Author’s note: This is the first time I’ve posted fiction here. None of the characters are based on real people, the setting is not a particular place in Atlanta, and the story is not based on actual events.

****************

Brianna was afraid she wouldn’t get to see the president. The principal confirmed the rumor right before school ended for the day, his usually grouchy voice on the intercom bursting with pride: “The President of the United States is coming to visit us, right here, because of what we’ve done.” Bree clapped and cheered along with the other kids. But now she sat on the bus with her good friend Val, heading home through the northwestern suburbs of Atlanta, thinking about what her parents would say.

Unhappily, she recalled the middle-school parents’ night a few years earlier, after the last election. Mrs. Nelson, who she loved, had innocently remarked to Bree’s mom that the kids had gotten a great lesson in democracy. Vickie Bailey’s smile vanished and Bree had to stand there, squirming, listening to her mom lecturing her teacher: “This election was stolen from us by the media. They never reported how he’s a Muslim and he rammed all this socialist healthcare down our throats. And they made up all those lies about Romney.” (Of course, her folks had voted against Romney in the primary, convinced he was far too liberal and that Mormons weren’t real Christians.)

“What are you gonna wear?” asked Val, sitting next to Bree.

“Wear to what?”

“The assembly. We might be on TV.”

Bree grimaced. “I might not even get to go. My parents hate him.”

“Mine do too but I don’t care,” Val replied. “They grounded me for skipping school. So what are they gonna do, ground me again for going to school?”

*****

Bree knew she’d be in for a battle. Her mother would have the TV on Fox News as soon as she got in from the bank. Her dad’s sales job with a chemical company kept him on the road all day listening to Rush, Hannity, and the others, and he usually came home stoked, eager to talk about the latest outrage.

She couldn’t get a break at other kids’ houses either.

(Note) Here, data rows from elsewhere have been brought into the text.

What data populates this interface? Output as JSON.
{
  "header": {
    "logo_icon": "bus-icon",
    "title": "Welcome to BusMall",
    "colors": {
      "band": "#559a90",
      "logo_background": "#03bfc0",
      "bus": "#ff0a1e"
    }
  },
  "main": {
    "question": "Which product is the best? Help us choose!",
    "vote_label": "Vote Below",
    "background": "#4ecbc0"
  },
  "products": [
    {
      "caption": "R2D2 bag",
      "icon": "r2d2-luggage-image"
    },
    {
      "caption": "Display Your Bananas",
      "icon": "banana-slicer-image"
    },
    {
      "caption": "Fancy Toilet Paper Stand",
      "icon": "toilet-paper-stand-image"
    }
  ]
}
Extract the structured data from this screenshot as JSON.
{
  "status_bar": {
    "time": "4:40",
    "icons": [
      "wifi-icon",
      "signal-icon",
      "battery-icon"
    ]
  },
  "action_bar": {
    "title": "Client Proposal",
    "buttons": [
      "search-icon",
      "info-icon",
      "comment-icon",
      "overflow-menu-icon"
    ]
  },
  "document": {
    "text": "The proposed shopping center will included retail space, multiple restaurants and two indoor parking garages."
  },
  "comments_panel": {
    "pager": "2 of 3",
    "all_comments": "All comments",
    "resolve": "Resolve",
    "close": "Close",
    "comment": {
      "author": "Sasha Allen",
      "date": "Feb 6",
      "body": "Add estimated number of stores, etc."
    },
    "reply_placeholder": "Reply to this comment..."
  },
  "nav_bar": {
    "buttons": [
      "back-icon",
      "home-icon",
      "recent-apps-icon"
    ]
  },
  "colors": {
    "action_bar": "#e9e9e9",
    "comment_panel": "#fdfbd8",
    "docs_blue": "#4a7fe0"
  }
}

Bree and her folks had gone to a neighborhood cookout one time on a big-game Saturday in October. She sat near the grill and started texting friends while the men came to hang out with the host, Ward Pierce, as he cooked, and pretty soon the talk turned to politics.

“I hear they’re starting Obamacare. So what does that mean – Medicare covers crack and cheap wine?”

“Don’t ask me. I wouldn’t buy into that garbage if I was on my deathbed.”

“My brother says if they hadn’t delayed the small business part, he’d have had to lay off a third of his people. You believe that?”

“Yeah, and this guy keeps talking about how he’s creating jobs. Bull-shit.”

“What I still don’t get is how we elected him in the first place,” said Mr. Pierce, flipping burgers and chicken. “Somebody must’ve stuffed a lot of ballot boxes, ‘cause I’ve never met a white person who voted for him. Or at least who’ll admit it.”

Bree felt uncomfortable. She was in plain sight, not snooping, but was this what they wanted their kids to hear?

Then Mr. Raney spoke up. He lived outside the subdivision in a house that had once been a farmhouse, but everyone in the neighborhood knew him. He was in his early forties with a scraggly brown beard and fierce eyes behind his glasses.

“That black sonofabitch isn’t fit to live,” he said slowly. “And mark my words, if he ever shows his goddamn face around here, he won’t live long.”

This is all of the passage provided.